AS usual, while the Tory conference in Manchester had a backdrop of very serious issues for working people, it wasn’t itself a serious occasion. It was essentially a large gathering of lobbyists, looking for sinecures and contracts.

While attacks on the “woke” peppered the conference, this too has become a joke term, used to signify anything Tories don’t like, which is most things apart from profit and exploitation.

Boris Johnson’s speech on the last day was no exception, best characterised as not very good light entertainment, containing lines like “Hereward the Woke.”

Even so, Johnson did use it to flag a few points that the Tories will continue to press on, not least their ideological culture wars.

Given that the culture secretary is now Nadine Dorries, a best-selling writer of pulp fiction, socialists might reasonably think there are more important things to focus on.

However the culture war, particularly its historical department, can have consequences.
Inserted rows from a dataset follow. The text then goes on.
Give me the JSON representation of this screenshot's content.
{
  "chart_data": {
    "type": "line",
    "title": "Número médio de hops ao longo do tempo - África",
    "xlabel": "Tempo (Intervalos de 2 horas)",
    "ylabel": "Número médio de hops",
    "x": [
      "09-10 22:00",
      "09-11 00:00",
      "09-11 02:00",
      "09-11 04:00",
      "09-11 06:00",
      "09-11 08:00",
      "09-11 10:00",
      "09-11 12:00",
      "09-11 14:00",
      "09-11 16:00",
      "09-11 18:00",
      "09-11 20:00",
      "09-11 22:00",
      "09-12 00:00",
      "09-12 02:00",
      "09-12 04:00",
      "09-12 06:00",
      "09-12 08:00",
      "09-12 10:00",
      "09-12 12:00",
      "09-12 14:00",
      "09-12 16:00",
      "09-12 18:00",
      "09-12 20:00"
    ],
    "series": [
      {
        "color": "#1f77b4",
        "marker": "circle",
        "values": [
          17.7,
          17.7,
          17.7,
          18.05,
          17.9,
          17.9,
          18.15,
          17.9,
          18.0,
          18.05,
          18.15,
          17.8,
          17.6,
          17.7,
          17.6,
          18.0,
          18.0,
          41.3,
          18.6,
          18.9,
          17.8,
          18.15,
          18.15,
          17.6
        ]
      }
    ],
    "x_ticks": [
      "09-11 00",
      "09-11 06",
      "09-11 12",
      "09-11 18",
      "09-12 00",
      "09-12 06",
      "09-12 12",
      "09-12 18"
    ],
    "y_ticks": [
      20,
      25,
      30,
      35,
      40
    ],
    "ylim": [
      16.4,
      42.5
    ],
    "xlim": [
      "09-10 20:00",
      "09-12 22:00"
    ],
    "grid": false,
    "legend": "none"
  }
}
Johnson said that he was “minded to ignore” those who claim Winston Churchill was a racist

He went on: “But as time has gone by it has become evident that this isn’t just a joke — they really do want to rewrite our national story … We really are at risk of a cancel culture, know-nothing iconoclasm.”

He concluded that the Tories would defend “Our history … not because we are proud of everything, but because trying to edit it now is as dishonest as a celebrity trying furtively to change his entry in Wikipedia.”

The reality is that racism was part of Churchill’s worldview and that is well documented, although there is much else that can also be said historically about him and Johnson, among others, has done so.

Johnson, who did not mention that October is Black History Month, struck entirely the wrong note about British history — and he did so deliberately.

Yet while this may seem objectionable but hardly unexpected from the Tories, there is a sharply practical side.

Official threats to reduce support for the National Trust and other heritage organisations because they want to look at the realities of Britain’s imperial past continue.

While Johnson continues the mantra that statues of historical figures, no matter how racist, must stay up, the constant refrain of Oliver Dowden, now Tory Party chairman, no statues marking figures who stood up against racism have appeared.

One depicting Betty Williams, the first black headmistress in Wales, was erected in central Cardiff recently, but that was under the auspices of the Welsh Labour government.

In Wales black history is on the school curriculum, but not, of course, in England.

The impact of the disgraceful cut to universal credit is more pressing, but an understanding of British history remains important because it reflects not only the imperial society that the country was but, depending on how it is told, the kind of country Britain is now and will become.

There is a specific Tory purpose to all this. If black and ethnic minority people, working-class women, LGBT people, the disabled and others have no place in British history, then there is a delegitimisation in the present too.

In short, the Tories are trying to write people not just out of history but out of the future too.

It is Johnson who wants to cancel the bits of British history he finds inconvenient.

Socialist historians are in favour of telling the whole story and there is a good deal of research still required to do that, including the real history of black and ethnic minority people in Britain stretching back at least to the Tudors.

Keith Flett is a socialist historian.